Jailed PKK leader's lawyers to defend DHKP/C members arrested in Greece
ATHENS
One of four Turkish men arrested in Greece and wearing a white bulletproof vest, is escorted by anti-terror police officers to the court, in Athens, Feb 11. APphoto
Four senior members of the outlawed Revolutionary People’s Liberation Party/Front (DHKP/C), who were arrested in Greece in an anti-terror operation last week, will be defended by the lawyer of Abdullah Öcalan, the jailed leader of the outlawed Kurdistan Workers’ Party (PKK).The Feb. 10 raid on residences in the Gizi neighborhood of Athens was triggered by an anonymous informer and led to the arrest of four men, including DHKP/C leader Hüseyin Fevzi Tekin and İsmail Akkol, who is wanted by Turkish authorities for his alleged involvement in the murder of businessman Özdemir Sabancı in 1996.
Yiannis Rahiotis, Öcalan’s Greek lawyer, told Hürriyet that he would defend the DHKP/C members in court. Öcalan had sued the Greek government in 2008 for its role in his capture by the Turkish security forces in 1999, in a case that Rahiotis says was suspended.
Rahiotis also defended the November 17 organization, which committed a series of murders, including of Turkish diplomats, from 1975 to 2002.
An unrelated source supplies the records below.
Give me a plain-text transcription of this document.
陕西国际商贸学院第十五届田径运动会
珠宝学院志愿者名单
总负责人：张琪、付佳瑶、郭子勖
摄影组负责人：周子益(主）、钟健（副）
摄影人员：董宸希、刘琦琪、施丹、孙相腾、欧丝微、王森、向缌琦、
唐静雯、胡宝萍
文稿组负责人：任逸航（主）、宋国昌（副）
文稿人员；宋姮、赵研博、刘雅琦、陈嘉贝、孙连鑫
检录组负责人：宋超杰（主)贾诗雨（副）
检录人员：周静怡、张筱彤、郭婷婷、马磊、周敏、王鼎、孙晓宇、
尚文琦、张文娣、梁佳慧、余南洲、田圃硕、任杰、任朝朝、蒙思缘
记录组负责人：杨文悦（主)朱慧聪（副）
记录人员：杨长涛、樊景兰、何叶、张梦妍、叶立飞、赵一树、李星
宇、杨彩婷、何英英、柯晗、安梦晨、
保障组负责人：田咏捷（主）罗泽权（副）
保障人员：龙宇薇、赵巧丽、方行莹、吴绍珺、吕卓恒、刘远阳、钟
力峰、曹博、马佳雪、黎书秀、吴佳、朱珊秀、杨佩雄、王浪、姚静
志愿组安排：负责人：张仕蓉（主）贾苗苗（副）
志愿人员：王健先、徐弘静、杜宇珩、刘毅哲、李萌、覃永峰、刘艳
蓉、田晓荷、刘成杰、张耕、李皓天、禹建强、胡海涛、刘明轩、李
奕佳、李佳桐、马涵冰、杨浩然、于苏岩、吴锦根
According to Greek media reports, DHKP/C member Akkol confessed in his interrogation by Greek police last Friday that the weapons found in their Gizi house were bought to be used in attacks on the Turkish territory. He also reportedly confessed that he lied when he said his name was “Cengiz Akkol” at the time of his arrest.
The other captured DHKP/C members, Bilgehan Karpat and Mehmet Ali Yilmaz, are still in Larisa prison, while Tekin is being in a prison in Domoko.